Philip Warner pjw
Mon Sep 19 19:12:15 PDT 2005
Jan Wieck wrote:

>
> You didn't misread the code. It indeed buffers based on a compiled in
> number of rows only and doesn't take the size into account at all. So
> yes, the fetching thread needs to stop if the buffer grows too large.
> Since it does block if all buffers are filled, that part wouldn't be
> too complicated.
>
> What gets complicated is the fact that the buffer never shrinks! All
> the buffer lines stay allocated and eventually get enlarged until slon
> exits. So even if you stop fetching after you hit large rows, slowly
> over time all buffer lines will get adjusted to that huge size.

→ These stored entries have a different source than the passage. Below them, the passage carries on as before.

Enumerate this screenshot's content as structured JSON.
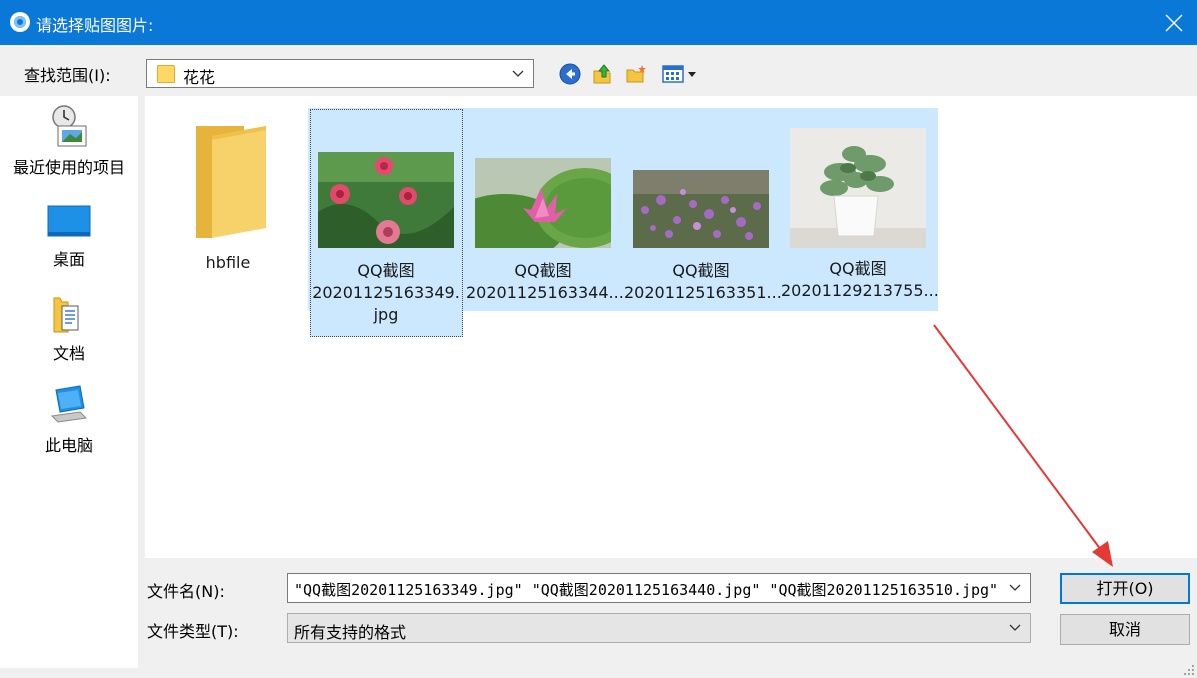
{
  "window": {
    "title": "请选择贴图图片:"
  },
  "toolbar": {
    "lookin_label": "查找范围(I):",
    "lookin_value": "花花",
    "icons": [
      "back-icon",
      "up-folder-icon",
      "new-folder-icon",
      "view-menu-icon"
    ]
  },
  "places": [
    {
      "label": "最近使用的项目",
      "icon": "recent-items-icon"
    },
    {
      "label": "桌面",
      "icon": "desktop-icon"
    },
    {
      "label": "文档",
      "icon": "documents-icon"
    },
    {
      "label": "此电脑",
      "icon": "this-pc-icon"
    }
  ],
  "files": [
    {
      "name_line1": "hbfile",
      "name_line2": "",
      "name_line3": "",
      "type": "folder",
      "selected": false
    },
    {
      "name_line1": "QQ截图",
      "name_line2": "20201125163349.",
      "name_line3": "jpg",
      "type": "image",
      "selected": true
    },
    {
      "name_line1": "QQ截图",
      "name_line2": "20201125163344...",
      "name_line3": "",
      "type": "image",
      "selected": true
    },
    {
      "name_line1": "QQ截图",
      "name_line2": "20201125163351...",
      "name_line3": "",
      "type": "image",
      "selected": true
    },
    {
      "name_line1": "QQ截图",
      "name_line2": "20201129213755...",
      "name_line3": "",
      "type": "image",
      "selected": true
    }
  ],
  "bottom": {
    "filename_label": "文件名(N):",
    "filename_value": "\"QQ截图20201125163349.jpg\" \"QQ截图20201125163440.jpg\" \"QQ截图20201125163510.jpg\"",
    "filetype_label": "文件类型(T):",
    "filetype_value": "所有支持的格式",
    "open_label": "打开(O)",
    "cancel_label": "取消"
  },
  "colors": {
    "titlebar": "#0a78d7",
    "selection": "#cce8ff",
    "annotation_arrow": "#e53935"
  }
}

On
> some operating systems (libc implementations to be precise) free()
> isn't a solution here as it never returns memory to the OS, but keeps
> the pages for future alloc()s. 

Well, it would help, wou;dn't it? If in one pass, row(1) had 37MB
allocated, and in another pass row(2) wanted 37MB, at least another 37MB
would not be grabbed from the OS -- the freed block would be available.

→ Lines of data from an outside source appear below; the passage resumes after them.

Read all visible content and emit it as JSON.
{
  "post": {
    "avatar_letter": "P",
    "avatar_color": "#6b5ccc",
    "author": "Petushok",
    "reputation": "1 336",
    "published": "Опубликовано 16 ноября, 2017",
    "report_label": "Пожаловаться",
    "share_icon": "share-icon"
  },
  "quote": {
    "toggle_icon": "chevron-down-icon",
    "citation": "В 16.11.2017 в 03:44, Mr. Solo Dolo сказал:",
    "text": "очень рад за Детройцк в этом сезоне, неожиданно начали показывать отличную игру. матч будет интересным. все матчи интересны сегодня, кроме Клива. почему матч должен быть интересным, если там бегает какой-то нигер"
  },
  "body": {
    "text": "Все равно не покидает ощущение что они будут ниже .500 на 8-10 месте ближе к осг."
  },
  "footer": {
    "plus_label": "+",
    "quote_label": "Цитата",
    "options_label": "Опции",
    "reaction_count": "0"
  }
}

> The best way to tackle that would IMHO be to allow only certain buffer
> lines to be used for huge rows and block if none of them is available.

Wouldn't this lead to ordering problems?

What about definining a MAX_ROW_BUFFER which represents the maximum
allowed to be permanently allocated to command data fetched from the
log. Then, only fetch cmddata for log rows up to this size. For rows
larger than this, retrieve the PK and store in the list. When the item
is to be processed, retrieve the cmddata directly using the PK.